Багреева слушали с жадным любопытством. Привыкшие к боям молодые сердца уже радостно бились.
— Ха-ха-ха! — весело засмеялся Степан, — опять погреемся.
— Вот так фортеция! Выпьем! — добавил Семен.
— Можно! — согласился Багреев и стал рассказывать снова.
Знают ли они про победы Апраксина? Как он на реке Ижоре Кронгиорда разбил и гнал до самой Славянки? Теперь шведов везде бьют, где только встретят, а их король в Польше за Августом гоняется.
— И пусть его! А мы тут им шеи наколотим!
— Ха-ха-ха! Ладно сказано, Семушка!
— Здорово! Лей, Степушка!
— Можно! Ну, а у тебя что? — спросил наконец Багреев.
Тот вдруг сделался грустным, и его безусое лицо побледнело.
— Что с тобой? — с удивлением взглянул на него Багреев.
— Амуры у него, ха-ха-ха! — засмеялся Степан, — я ему говорю пей! Так, Семушка?
— Правильно! Пей — и всему крышка!
— Эх, не понимают они меня, Николаша! Выслушай ты и рассуди сам. Слушай! Видишь ли, как мы взяли Вольмар, сам Шереметев с Глебовым на Мариенбург пошли, а генерал Титов задержался, дабы вокруг еще пообчистить. А с ним и наш полк, и я, значит. Ну, хорошо. Бьем мы это шведов, где пятьдесят, где двенадцать человек, и идем себе. Мы-то, драгуны, все впереди, в разведках. Идем, идем.
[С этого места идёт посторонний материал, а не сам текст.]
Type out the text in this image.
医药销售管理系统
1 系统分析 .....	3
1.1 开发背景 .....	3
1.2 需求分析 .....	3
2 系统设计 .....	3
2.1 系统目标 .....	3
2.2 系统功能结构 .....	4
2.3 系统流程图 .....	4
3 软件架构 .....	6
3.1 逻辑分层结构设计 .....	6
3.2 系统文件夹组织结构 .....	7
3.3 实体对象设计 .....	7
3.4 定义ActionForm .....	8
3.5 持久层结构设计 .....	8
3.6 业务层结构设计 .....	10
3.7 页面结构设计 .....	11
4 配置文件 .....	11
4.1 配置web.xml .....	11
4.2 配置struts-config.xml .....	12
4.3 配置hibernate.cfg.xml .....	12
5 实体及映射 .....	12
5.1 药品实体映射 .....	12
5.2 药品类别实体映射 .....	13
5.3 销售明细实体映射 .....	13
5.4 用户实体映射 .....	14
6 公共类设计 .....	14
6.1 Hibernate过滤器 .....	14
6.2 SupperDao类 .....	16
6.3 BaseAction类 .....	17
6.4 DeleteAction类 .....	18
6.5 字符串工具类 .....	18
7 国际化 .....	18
Только вдруг тебе мыза, усадьбишка такая — Уморительская, Заморительская, нечистый ее знает, как и звать-то [3] . Достали языка [4] . Слышь, три сотни шведюков сидят! Мы это назад. Сейчас пушки, пехота, обложили их, ну, и как тараканов! — Савелов вздохнул, помолчал и заговорил снова: — Грабят это наши. Вой, крик!.. Только слышу женский голос, да еще по-русски. Меня словно ударило! Ей-Богу! Что такое? Скачу, гляжу, возок; наши вокруг, а оттуда так-то ругаются. Я к возку. Сидит там баба, от солдата узел тянет и орет, а рядом — девушка. — Он закрыл лицо руками и ахнул. — Ах, Николаша, если бы ты видел! Что это? Ангел, голубь белый. Чистота, а в глазах страх… бледная. Я на солдата. «Мое, — кричу, — пошли!» — замахал саблей. Ну, и отступили. Я с ними рядом. Очнулись. Кто, откуда, как сюда попали? Слышь, купецкая жена да дочка; дочь-то Катюшей звать, Катя…
3
Умровильская мыза.
4
Военнопленный.
Лицо его озарилось улыбкой, потом омрачилось снова.
Семен Матусов положил голову на стол и храпел; Степан спал тоже, прислонившись к его плечу; сальная свечка нагорела и чадила; табачный дым застилал горницу.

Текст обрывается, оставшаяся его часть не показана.